The 3 most common mistakes your pharmacist is likely to make
If you’re among the millions of Americans who need prescription medication every day to manage your medical conditions, you rely on your pharmacist quite a bit.
But modern pharmacies are busy, impersonal places, and mistakes can and do happen all the time. In fact, it’s estimated that roughly 1.5 million prescription errors happen every year — and those are just the ones that end up hurting someone, not the ones that go unreported because they were caught in the nick of time.
What are the biggest pharmacy dangers to patients?

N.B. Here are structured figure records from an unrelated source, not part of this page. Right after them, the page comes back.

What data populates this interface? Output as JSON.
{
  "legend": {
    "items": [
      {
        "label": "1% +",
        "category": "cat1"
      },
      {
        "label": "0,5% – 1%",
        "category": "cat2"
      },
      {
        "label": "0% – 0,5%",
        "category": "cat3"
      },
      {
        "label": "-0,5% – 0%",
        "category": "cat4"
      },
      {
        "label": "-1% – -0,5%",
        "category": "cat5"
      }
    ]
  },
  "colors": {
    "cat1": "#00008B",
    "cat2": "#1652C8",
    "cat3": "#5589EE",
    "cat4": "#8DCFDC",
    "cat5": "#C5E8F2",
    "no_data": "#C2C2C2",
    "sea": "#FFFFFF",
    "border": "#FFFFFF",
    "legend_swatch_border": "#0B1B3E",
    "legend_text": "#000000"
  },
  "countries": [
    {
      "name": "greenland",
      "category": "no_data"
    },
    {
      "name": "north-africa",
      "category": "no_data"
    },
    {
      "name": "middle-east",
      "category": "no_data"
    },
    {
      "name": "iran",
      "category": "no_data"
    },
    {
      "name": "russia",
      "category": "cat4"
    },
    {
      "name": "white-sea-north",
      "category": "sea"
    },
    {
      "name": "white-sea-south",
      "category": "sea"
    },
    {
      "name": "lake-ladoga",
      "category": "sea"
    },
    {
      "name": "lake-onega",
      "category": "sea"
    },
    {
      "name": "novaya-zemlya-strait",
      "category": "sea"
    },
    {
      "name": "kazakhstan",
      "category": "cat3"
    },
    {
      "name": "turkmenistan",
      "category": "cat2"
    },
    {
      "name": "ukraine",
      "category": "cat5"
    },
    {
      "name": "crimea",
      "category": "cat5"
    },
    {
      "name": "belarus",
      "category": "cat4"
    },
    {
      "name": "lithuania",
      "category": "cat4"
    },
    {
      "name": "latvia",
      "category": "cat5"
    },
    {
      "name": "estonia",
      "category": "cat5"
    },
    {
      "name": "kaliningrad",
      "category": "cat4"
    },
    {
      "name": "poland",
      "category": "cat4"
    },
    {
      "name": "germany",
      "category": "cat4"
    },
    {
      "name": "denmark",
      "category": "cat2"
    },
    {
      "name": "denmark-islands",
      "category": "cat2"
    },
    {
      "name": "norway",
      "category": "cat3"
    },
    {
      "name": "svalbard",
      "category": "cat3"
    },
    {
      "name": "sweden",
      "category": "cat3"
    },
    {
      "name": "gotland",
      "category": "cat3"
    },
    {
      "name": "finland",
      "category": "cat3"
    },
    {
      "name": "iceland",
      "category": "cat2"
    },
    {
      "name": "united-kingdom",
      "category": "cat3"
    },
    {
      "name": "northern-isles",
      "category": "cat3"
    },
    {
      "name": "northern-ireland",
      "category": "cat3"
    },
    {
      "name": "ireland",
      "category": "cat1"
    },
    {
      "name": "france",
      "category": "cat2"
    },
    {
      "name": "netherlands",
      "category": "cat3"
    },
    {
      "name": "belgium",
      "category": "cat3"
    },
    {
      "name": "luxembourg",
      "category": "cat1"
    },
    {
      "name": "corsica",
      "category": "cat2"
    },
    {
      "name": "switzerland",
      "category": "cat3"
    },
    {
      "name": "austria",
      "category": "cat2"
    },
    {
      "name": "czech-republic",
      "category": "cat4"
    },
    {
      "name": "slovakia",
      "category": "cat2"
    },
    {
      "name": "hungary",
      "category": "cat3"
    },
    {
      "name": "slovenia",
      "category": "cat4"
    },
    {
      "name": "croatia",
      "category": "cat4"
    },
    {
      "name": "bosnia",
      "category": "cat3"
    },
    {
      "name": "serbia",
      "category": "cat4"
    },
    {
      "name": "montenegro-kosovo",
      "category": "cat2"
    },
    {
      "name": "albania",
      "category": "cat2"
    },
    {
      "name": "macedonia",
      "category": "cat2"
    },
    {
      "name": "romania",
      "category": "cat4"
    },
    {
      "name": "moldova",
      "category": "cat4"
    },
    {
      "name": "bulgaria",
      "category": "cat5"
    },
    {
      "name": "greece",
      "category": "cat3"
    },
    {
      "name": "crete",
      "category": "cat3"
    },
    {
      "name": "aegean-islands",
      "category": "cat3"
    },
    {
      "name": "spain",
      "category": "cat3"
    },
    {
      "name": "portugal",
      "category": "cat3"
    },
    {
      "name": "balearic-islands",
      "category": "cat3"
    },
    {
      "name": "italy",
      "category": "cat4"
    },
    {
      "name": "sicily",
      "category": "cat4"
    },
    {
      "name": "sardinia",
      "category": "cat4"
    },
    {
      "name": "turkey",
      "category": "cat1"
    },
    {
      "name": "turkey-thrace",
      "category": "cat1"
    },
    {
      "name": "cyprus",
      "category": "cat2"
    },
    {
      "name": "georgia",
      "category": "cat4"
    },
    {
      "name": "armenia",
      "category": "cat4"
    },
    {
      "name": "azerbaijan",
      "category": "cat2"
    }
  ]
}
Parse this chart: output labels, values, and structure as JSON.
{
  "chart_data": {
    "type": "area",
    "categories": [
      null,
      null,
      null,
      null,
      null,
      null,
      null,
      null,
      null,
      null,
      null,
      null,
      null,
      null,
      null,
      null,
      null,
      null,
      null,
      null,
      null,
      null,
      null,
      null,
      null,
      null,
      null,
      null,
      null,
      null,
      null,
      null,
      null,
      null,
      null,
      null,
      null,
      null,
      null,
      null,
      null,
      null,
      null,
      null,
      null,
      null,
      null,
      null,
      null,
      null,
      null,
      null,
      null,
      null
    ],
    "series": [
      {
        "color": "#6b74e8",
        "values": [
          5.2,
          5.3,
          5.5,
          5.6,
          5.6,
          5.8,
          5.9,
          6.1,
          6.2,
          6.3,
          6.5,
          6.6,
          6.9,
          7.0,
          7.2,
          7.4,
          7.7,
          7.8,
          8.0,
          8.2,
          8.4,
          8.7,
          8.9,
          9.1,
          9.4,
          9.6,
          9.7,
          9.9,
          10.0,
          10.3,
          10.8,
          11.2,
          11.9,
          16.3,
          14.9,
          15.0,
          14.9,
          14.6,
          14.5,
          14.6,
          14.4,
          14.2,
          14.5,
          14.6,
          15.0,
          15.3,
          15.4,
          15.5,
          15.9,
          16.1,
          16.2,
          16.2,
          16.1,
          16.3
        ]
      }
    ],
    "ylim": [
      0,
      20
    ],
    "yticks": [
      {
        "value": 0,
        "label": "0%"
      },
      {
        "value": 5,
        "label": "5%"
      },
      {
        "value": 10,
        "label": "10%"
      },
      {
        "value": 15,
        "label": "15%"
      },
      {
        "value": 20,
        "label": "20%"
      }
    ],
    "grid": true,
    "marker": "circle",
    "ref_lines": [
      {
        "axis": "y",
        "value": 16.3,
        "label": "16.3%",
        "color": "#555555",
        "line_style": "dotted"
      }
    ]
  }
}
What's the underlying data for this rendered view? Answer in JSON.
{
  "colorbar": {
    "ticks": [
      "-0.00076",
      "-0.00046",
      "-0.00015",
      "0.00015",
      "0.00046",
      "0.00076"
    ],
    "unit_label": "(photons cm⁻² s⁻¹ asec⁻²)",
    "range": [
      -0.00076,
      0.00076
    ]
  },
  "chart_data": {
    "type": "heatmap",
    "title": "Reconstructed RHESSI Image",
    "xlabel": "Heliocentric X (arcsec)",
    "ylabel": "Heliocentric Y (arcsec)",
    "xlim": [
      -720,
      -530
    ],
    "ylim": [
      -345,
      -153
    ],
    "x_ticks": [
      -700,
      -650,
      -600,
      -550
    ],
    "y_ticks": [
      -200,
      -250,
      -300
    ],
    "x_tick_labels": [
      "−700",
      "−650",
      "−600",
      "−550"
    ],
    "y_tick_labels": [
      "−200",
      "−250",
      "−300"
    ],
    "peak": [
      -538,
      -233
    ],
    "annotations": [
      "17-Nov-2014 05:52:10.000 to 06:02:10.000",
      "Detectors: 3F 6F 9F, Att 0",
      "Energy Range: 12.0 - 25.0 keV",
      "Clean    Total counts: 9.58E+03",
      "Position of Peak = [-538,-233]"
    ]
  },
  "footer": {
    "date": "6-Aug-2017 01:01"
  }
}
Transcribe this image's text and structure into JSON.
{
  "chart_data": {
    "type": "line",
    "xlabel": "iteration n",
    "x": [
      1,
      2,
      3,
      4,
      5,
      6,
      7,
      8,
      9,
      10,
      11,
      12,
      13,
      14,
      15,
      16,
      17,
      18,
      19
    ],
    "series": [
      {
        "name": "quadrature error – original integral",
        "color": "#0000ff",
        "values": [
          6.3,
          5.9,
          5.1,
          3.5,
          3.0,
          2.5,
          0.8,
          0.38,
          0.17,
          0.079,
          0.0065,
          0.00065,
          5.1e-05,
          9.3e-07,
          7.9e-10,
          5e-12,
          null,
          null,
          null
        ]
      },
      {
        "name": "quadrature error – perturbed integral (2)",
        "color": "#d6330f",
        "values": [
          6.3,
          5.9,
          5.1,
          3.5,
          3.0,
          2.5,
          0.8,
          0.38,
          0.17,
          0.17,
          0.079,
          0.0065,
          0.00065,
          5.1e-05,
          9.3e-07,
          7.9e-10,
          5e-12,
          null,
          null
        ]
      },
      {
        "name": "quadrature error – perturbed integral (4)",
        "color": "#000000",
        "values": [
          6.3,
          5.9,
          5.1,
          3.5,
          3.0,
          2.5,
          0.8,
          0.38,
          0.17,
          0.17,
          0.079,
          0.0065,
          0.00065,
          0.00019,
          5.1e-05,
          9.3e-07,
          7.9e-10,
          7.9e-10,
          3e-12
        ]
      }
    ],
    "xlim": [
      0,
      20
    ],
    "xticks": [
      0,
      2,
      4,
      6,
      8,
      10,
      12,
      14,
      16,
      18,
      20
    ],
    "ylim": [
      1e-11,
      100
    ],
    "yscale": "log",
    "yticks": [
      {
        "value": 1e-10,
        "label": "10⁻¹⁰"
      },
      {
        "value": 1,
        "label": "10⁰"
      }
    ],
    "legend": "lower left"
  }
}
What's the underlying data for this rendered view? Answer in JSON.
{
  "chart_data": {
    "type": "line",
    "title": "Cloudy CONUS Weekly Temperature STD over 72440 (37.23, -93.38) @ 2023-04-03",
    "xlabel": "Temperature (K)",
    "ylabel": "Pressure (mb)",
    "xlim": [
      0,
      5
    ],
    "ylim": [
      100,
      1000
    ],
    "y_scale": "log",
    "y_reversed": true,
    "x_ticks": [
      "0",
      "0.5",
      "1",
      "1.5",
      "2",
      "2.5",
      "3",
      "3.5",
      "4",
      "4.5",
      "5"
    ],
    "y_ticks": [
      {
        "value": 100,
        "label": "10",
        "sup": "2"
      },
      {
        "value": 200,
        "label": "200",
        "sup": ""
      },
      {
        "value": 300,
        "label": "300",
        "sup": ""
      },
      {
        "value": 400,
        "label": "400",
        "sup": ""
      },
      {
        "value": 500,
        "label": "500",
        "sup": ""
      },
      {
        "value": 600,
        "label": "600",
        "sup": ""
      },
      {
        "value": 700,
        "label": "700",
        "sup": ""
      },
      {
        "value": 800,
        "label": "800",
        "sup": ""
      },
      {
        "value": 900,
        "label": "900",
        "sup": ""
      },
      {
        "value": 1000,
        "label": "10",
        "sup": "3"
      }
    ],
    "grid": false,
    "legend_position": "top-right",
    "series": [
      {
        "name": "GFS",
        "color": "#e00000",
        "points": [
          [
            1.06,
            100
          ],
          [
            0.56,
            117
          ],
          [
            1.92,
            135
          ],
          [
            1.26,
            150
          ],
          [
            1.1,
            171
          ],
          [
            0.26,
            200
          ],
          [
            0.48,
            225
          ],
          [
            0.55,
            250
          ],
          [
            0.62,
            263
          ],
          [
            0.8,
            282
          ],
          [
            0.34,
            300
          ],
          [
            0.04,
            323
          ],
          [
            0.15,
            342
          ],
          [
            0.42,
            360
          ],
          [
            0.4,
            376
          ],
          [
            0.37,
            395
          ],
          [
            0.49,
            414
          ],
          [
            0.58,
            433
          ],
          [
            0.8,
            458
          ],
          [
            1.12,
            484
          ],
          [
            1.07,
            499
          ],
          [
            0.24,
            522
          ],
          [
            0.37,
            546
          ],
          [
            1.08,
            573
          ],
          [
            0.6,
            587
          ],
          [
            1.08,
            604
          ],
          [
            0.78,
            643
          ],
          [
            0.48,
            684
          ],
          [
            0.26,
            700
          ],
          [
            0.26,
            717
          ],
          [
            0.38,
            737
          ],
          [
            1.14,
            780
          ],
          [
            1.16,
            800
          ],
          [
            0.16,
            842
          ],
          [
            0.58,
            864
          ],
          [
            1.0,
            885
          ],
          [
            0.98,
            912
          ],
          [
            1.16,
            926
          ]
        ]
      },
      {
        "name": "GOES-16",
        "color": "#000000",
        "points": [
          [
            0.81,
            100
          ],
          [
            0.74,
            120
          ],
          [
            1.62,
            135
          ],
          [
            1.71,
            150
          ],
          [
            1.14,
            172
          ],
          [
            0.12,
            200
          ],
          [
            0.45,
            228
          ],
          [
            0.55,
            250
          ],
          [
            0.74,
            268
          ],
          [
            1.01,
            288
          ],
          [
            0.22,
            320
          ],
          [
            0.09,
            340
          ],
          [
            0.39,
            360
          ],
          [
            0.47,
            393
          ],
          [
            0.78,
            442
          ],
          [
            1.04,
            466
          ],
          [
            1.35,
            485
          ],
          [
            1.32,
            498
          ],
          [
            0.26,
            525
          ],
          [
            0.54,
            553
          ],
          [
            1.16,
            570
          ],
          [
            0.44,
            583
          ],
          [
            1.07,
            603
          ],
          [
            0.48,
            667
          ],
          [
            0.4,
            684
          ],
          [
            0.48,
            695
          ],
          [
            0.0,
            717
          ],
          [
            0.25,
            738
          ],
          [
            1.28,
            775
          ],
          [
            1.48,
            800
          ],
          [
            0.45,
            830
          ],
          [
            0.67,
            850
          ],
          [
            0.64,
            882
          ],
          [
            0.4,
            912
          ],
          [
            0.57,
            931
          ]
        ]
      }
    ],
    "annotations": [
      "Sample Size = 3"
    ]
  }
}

While threats to patient safety abound, some mistakes are more common than others. The three top errors you’re likely to experience when dealing with a pharmacy include:
- Dosage miscalculations: Pharmacists and pharmacy techs frequently have to do a little math to make sure that patients get the proper doses. Math anxiety, stress and general fatigue can sometimes lead to mistakes.
- Dispensing errors: Far too often, drugs with like-sounding names can get mixed up. Or, a pharmacist may simply mistake one drug for another and put the wrong pills in a correctly labeled bottle. Either way, tragedy can result.
- Failure to identify problem drugs: Pharmacists are the last line of a defense a patient has against a fatal combination of medication(s) that are contraindicated for their conditions. When a pharmacist ignores a red flag and doesn’t take into account the patient’s other drugs or known allergies, that’s a problem.
While patients are always cautioned to inspect their medication carefully and to talk to a pharmacist or doctor before they take anything that looks unfamiliar, the reality is that mistakes slip through all the time.